Die Bewerbungsfrist endete am 15. Juli. Einser-Abi ist kein Garant. Chancen bieten ein Studium im Ausland oder der Klageweg

Der Ablehnungsbescheid für das Wunschstudium Medizin ist für viele ein herber Rückschlag. Selten ist er nicht, denn die Hürden liegen hoch. In Hamburg wurden im vergangenen Wintersemester Bewerber mit einem Notendurchschnitt bis 1,9 berücksichtigt und zum Naturwissenschaftstest HAM-Nat zugelassen. „Doch je schlechter die Note, umso besser musste der Test sein“, sagt Ronald Hoffmann, Leiter der Zentralen Studienberatung und Psychologischen Beratung der Universität Hamburg. Seien die Noten nicht so überragend, rät Hoffmann bei erneuter Bewerbung bei „Hochschulstart“ nicht auf Hamburg zu bestehen. „Die Anforderungen der Universitäten unterscheiden sich deutlich.“ Eine gründliche Recherche lohne sich.

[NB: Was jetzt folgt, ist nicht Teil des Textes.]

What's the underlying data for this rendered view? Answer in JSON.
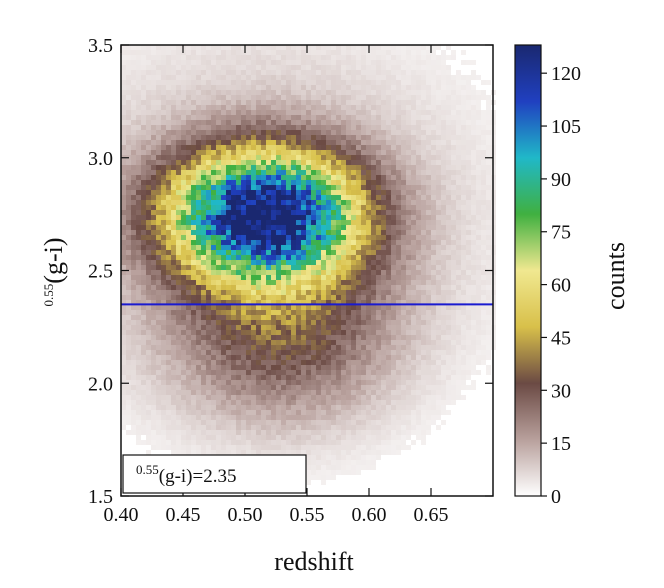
{
  "chart_data": {
    "type": "heatmap",
    "title": "",
    "xlabel": "redshift",
    "ylabel_prefix": "0.55",
    "ylabel_main": "(g-i)",
    "colorbar_label": "counts",
    "xlim": [
      0.4,
      0.7
    ],
    "ylim": [
      1.5,
      3.5
    ],
    "xticks": [
      "0.40",
      "0.45",
      "0.50",
      "0.55",
      "0.60",
      "0.65"
    ],
    "xtick_values": [
      0.4,
      0.45,
      0.5,
      0.55,
      0.6,
      0.65
    ],
    "yticks": [
      "1.5",
      "2.0",
      "2.5",
      "3.0",
      "3.5"
    ],
    "ytick_values": [
      1.5,
      2.0,
      2.5,
      3.0,
      3.5
    ],
    "colorbar_ticks": [
      "0",
      "15",
      "30",
      "45",
      "60",
      "75",
      "90",
      "105",
      "120"
    ],
    "colorbar_tick_values": [
      0,
      15,
      30,
      45,
      60,
      75,
      90,
      105,
      120
    ],
    "colorbar_range": [
      0,
      128
    ],
    "colormap": [
      "#ffffff",
      "#b8a09c",
      "#6b4a44",
      "#d8c04a",
      "#f0e890",
      "#40b040",
      "#20b8c8",
      "#2040c0",
      "#1a2870"
    ],
    "peak": {
      "redshift": 0.515,
      "color": 2.75,
      "counts": 125
    },
    "cutoff_line": {
      "y": 2.35,
      "color": "#1a1ad0"
    },
    "legend_prefix": "0.55",
    "legend_main": "(g-i)=2.35"
  }
}
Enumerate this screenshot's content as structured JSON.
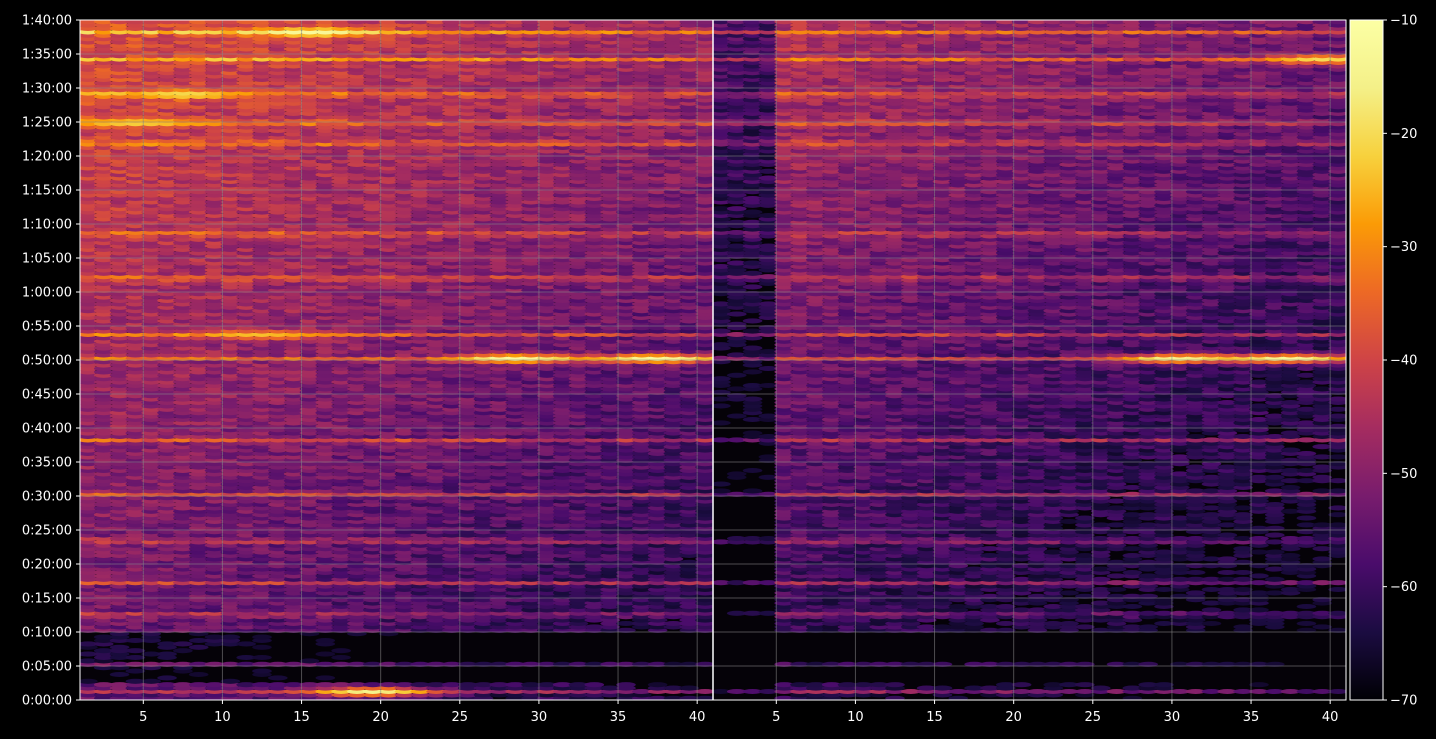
{
  "chart_data": {
    "type": "heatmap",
    "panels": [
      {
        "name": "",
        "x_range": [
          1,
          40
        ],
        "x_ticks": [
          "5",
          "10",
          "15",
          "20",
          "25",
          "30",
          "35",
          "40"
        ]
      },
      {
        "name": "",
        "x_range": [
          1,
          40
        ],
        "x_ticks": [
          "5",
          "10",
          "15",
          "20",
          "25",
          "30",
          "35",
          "40"
        ]
      }
    ],
    "y_range_seconds": [
      0,
      6000
    ],
    "y_ticks": [
      "0:00:00",
      "0:05:00",
      "0:10:00",
      "0:15:00",
      "0:20:00",
      "0:25:00",
      "0:30:00",
      "0:35:00",
      "0:40:00",
      "0:45:00",
      "0:50:00",
      "0:55:00",
      "1:00:00",
      "1:05:00",
      "1:10:00",
      "1:15:00",
      "1:20:00",
      "1:25:00",
      "1:30:00",
      "1:35:00",
      "1:40:00"
    ],
    "colorbar": {
      "colormap": "inferno",
      "range": [
        -70,
        -10
      ],
      "ticks": [
        "−70",
        "−60",
        "−50",
        "−40",
        "−30",
        "−20",
        "−10"
      ]
    },
    "grid": true,
    "bright_bands_y_seconds": [
      60,
      300,
      740,
      1020,
      1390,
      1800,
      2280,
      3000,
      3210,
      3710,
      4100,
      4900,
      5080,
      5330,
      5640,
      5880,
      6010
    ],
    "hot_spots": [
      {
        "panel": 0,
        "x": 15,
        "y_sec": 5880,
        "level": -12
      },
      {
        "panel": 0,
        "x": 7,
        "y_sec": 5330,
        "level": -20
      },
      {
        "panel": 0,
        "x": 4,
        "y_sec": 5080,
        "level": -22
      },
      {
        "panel": 0,
        "x": 12,
        "y_sec": 3210,
        "level": -24
      },
      {
        "panel": 0,
        "x": 28,
        "y_sec": 3000,
        "level": -12
      },
      {
        "panel": 0,
        "x": 37,
        "y_sec": 3000,
        "level": -12
      },
      {
        "panel": 0,
        "x": 19,
        "y_sec": 60,
        "level": -15
      },
      {
        "panel": 1,
        "x": 30,
        "y_sec": 3000,
        "level": -15
      },
      {
        "panel": 1,
        "x": 37,
        "y_sec": 3000,
        "level": -13
      },
      {
        "panel": 1,
        "x": 39,
        "y_sec": 5640,
        "level": -20
      }
    ],
    "background": "#000000",
    "grid_color": "#8a8a8a"
  }
}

Professionelle Unterstützung bei eben dieser Recherche bietet die private Studienberatung „planZ“ mit Sitz in Berlin. Beratungstermine sind in Hamburg möglich. „Je nach Ausgangslage bewerten wir die Chancen auf eine erneute Bewerbung und entwickeln eine Strategie für die Zwischenzeit“, sagt Patrick Ruthven-Murray von planZ. Die Wartezeit könne für erste berufliche Erfahrungen genutzt werden, so lasse sich das im Medizinstudium vorgesehene dreimonatige Pflegepraktikum absolvieren. Ruthven-Murray rät, sich intensiv auf den TMS (Test für medizinische Studiengänge) vorzubereiten.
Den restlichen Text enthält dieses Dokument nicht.